Jim Ghedi's stuff has a genre-less feel - quite an achievement in the traditionalist world of solo acoustic guitar. There's nothing madly radical, experimental or flamboyantly technical going on in this album whatsoever, and yet there's something very distinctive about it, something at once pleasingly familiar and engagingly unique.

The familiarity is, I suppose, rooted in the sound of the acoustic guitar, while the distinctiveness emerges from Ghedi's playing style: the idiosyncrasies of particular hand positions, favoured string gauges and chord shapes, the swing and tempo of his own mental metronome. It takes time to make as well-known an instrument as the acoustic guitar sound like it has something new to say in that old, familiar voice, and the pleasure of hearing this sort of stuff recorded lies in the ghosts of labour that the microphone captures: the squeak of fingers shifting on strings, the quiet creaks and moans of the instrument's body, the barely perceivable breathing. We hear not just the music, but the almost-silent making of the music.

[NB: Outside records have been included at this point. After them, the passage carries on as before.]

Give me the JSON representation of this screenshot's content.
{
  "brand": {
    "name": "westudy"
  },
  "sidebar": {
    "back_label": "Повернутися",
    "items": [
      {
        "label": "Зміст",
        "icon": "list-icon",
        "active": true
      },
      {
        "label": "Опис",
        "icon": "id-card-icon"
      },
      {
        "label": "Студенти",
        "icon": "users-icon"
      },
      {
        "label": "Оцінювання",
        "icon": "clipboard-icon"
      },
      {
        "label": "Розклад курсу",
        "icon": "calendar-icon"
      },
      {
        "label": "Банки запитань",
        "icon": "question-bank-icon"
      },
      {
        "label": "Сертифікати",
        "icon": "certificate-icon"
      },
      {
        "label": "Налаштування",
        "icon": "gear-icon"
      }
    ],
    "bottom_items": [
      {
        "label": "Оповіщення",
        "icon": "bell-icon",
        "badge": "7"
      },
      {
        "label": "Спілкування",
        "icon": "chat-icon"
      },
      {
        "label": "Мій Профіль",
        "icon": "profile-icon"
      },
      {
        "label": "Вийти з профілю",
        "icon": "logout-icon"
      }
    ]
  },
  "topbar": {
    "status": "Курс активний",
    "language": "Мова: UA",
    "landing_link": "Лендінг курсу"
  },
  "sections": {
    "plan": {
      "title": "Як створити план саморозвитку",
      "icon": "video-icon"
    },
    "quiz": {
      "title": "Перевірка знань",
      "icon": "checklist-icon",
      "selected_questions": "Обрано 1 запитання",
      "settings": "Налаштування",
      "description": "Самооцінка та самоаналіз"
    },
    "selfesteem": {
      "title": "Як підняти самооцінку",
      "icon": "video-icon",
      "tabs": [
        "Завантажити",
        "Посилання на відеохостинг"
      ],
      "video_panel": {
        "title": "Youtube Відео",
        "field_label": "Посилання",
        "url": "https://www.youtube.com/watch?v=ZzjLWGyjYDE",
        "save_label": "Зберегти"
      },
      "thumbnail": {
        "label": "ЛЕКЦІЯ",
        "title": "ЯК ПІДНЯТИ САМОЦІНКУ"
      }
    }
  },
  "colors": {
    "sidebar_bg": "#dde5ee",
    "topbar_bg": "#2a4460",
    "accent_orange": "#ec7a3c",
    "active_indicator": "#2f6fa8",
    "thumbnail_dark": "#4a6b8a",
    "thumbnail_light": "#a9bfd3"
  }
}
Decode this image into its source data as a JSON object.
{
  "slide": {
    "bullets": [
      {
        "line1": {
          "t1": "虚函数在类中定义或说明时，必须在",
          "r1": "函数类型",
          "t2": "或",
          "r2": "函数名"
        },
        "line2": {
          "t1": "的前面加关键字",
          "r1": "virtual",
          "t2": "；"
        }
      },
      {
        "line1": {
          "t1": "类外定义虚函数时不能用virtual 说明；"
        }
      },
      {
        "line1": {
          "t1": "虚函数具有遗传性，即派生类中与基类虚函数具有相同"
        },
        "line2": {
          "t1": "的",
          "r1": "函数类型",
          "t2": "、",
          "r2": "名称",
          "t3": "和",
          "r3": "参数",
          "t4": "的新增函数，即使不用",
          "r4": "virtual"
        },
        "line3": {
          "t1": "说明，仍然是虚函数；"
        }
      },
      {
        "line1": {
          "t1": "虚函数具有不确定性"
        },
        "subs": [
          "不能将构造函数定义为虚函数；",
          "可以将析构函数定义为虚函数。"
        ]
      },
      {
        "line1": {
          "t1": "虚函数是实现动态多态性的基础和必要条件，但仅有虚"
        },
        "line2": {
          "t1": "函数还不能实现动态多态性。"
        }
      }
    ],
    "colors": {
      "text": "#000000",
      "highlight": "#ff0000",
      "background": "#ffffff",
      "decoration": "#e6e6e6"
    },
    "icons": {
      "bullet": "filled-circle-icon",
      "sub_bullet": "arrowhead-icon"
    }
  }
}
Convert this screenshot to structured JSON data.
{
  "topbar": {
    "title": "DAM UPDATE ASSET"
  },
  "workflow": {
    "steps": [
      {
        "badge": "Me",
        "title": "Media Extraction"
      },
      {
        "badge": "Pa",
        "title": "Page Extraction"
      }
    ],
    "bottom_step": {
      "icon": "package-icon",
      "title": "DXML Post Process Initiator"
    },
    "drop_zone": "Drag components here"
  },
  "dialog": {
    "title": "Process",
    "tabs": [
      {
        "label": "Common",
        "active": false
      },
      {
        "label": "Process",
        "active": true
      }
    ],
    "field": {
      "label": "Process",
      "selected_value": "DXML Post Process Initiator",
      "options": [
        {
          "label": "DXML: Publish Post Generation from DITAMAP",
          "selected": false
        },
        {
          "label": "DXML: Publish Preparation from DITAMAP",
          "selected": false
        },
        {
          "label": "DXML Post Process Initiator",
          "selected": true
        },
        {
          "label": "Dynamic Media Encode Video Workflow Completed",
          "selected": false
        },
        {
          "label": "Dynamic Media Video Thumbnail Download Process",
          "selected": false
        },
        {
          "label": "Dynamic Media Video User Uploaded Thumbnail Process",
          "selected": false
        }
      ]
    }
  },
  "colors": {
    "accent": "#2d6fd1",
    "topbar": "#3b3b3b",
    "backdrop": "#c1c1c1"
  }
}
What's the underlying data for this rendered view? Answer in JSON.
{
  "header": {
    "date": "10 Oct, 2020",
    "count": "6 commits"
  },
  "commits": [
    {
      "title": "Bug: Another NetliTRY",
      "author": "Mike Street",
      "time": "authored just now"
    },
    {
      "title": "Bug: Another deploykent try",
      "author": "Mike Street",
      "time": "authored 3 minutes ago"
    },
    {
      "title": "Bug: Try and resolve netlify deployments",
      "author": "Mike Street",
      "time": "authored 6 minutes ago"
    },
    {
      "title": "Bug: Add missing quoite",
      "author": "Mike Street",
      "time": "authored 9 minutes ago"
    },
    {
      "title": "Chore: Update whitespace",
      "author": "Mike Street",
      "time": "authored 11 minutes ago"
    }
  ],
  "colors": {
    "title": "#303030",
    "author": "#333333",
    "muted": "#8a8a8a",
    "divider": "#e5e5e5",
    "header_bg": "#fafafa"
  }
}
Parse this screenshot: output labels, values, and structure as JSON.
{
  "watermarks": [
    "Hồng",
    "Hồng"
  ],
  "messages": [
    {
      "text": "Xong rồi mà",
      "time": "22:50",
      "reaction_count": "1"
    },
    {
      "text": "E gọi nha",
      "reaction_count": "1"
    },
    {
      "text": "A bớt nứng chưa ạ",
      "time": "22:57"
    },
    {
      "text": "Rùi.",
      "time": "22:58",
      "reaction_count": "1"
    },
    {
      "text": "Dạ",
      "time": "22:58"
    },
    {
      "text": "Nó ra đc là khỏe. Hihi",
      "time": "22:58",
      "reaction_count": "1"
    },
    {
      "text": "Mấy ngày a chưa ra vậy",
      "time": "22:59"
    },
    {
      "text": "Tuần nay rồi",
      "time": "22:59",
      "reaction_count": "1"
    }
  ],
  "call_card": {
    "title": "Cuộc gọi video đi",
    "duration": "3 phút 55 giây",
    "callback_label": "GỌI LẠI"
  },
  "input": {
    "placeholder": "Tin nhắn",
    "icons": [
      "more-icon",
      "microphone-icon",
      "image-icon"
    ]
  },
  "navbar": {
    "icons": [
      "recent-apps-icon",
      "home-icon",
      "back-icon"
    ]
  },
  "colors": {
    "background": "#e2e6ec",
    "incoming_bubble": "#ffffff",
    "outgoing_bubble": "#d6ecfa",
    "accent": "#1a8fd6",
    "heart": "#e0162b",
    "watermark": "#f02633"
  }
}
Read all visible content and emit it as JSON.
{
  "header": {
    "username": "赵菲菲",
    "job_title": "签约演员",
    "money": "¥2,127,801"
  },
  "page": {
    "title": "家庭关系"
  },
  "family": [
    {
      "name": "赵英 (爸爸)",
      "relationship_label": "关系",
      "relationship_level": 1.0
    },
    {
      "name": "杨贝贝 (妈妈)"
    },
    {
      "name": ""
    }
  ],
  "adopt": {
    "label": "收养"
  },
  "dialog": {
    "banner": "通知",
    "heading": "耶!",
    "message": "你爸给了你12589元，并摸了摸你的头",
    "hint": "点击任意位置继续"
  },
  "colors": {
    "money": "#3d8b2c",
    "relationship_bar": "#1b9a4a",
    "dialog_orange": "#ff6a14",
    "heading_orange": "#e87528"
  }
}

Perhaps I've just been primed by the press release's talk of time spent in Belgium, but there's a distinctly rural European feel to these tunes. They sound to me like deep, blazing colours a-swirl, with a hint of chaos and darkness lurking at the edges, like a late van Gogh - a timely metaphor for Brussels, perhaps, and the Europe it nominally represents. For Ghedi's playing makes subtle use of haunting scales and modes whose 'Spanish' feel actually reaches back yet further, recalling the guitar's origins as an Arabic instrument. Our music remembers what we ourselves have found it convenient to forget.

But not everything has to be about politics, and to overthink it is to undermine the listenability and charm of Ghedi's music. Despite hints of melancholia, it's bloody lovely, full of the warmth of summer evenings. Turn out the lights and listen.